Hasta que hace dos semanas la Plaza de Bolívar se preparó para darle la bienvenida a un nuevo Gobierno que decidió que esta tenía que ser lo que siempre había sido: lugar para que todos nos viéramos, nos sintiéramos, nos escucháramos, nos observáramos, nos aprisionáramos, quizá.
En esa plaza volvió a encontrarse el pueblo, volvía a encontrarse la diversidad, volvía a encontrarse un país, tan distinto, tan distante. Por esa Plaza de Bolívar y sus callecitas adyacentes caminó este país: en un domingo, como si fuera un “día de mercado”, iba el indígena de atuendo blanco bajado de la Sierra Nevada; junto a él, el caporal venido desde Ariporo; al lado, unas negras inmensas cantaban sus tonadas inspiradas en la soledad del Pacífico para deleite de tantos “rolos” que inexplicablemente —alegremente— lograban sintonía con esas melodías; más allá, el campesino de aguadeño en la cabeza conversaba con el que lucía un sombrero vueltiao. Había tantas vestimentas diversas, tantas voces, tantas músicas, tantos bastones de mando, tantas viandas empacadas en bolsas y mochilas para pasar el día. Un país se arremolinaba en una plaza y buscaba dónde sentarse, “un país” seguramente buscando al fin su sitio no en una plaza sino en estos tiempos.

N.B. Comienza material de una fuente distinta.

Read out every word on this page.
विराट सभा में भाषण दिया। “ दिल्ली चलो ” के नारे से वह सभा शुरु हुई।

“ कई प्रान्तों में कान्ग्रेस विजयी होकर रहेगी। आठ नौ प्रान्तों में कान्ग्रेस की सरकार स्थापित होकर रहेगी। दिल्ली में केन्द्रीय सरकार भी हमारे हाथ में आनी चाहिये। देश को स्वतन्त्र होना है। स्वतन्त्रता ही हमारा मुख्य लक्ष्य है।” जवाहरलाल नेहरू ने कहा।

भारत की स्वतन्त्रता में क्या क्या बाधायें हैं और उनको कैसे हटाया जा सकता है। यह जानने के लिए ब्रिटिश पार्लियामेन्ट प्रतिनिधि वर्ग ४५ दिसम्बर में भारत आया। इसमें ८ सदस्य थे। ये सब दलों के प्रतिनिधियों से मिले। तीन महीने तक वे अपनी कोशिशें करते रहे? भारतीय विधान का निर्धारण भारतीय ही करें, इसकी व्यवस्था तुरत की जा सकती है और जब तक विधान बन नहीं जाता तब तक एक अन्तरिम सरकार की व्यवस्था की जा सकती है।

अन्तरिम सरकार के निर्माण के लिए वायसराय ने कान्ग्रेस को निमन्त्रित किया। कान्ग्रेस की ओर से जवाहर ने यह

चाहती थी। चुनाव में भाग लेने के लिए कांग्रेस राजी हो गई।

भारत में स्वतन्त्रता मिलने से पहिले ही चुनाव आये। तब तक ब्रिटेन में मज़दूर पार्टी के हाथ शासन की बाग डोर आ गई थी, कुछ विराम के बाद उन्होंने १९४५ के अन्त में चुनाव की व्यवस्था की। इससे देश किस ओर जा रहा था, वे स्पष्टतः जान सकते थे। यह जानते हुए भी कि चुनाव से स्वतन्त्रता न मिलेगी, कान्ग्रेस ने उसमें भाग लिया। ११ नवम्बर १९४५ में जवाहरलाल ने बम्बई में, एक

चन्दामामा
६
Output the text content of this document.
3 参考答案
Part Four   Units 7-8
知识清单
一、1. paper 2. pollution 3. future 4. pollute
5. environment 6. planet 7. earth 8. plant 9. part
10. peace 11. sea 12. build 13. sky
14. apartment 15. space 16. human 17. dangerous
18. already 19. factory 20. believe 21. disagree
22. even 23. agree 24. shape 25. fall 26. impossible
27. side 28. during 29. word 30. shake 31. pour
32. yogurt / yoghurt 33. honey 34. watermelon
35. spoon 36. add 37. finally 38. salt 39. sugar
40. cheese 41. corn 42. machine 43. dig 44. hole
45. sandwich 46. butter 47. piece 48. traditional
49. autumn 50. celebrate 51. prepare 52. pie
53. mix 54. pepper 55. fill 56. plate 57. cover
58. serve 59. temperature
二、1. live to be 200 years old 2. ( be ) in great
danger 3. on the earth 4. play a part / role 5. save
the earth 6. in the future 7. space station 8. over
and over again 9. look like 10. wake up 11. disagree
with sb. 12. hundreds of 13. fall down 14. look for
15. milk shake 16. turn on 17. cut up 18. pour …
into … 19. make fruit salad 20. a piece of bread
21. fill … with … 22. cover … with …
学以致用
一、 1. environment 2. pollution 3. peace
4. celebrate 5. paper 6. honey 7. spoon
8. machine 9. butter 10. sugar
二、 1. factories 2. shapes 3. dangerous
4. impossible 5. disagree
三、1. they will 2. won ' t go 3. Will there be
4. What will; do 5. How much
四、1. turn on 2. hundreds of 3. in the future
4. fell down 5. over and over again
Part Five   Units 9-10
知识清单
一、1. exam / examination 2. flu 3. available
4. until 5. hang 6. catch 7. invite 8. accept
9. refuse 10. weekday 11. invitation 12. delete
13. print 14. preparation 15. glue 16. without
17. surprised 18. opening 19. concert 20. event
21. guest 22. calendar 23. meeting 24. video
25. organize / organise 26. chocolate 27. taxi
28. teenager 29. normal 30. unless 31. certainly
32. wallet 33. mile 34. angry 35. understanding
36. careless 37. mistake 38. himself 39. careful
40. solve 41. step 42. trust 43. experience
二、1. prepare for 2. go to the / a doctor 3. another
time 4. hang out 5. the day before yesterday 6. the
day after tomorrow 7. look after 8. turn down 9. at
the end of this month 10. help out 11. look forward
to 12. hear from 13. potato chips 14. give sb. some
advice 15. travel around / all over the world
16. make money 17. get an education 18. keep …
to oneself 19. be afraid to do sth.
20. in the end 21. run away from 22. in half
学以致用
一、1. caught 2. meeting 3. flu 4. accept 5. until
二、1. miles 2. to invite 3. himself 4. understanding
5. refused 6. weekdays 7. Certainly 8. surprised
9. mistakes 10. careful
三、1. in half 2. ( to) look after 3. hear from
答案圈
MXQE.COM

Horas después, esas barricadas, esas mamparas, se fueron yendo ya definitivamente. La gente camina ahora esa plaza que al parecer estuvo reservada para pocos. Esa plaza vuelve a ser lo que siempre ha sido: un punto de encuentro de una ciudad diversa, de una nación diversa y no solo testimonio del poder. O puede ser que, así como la plaza empieza a mudar de piel, también el poder comienza a renovarse. Y la plaza será no solo memoria sino testigo y tiempo por venir.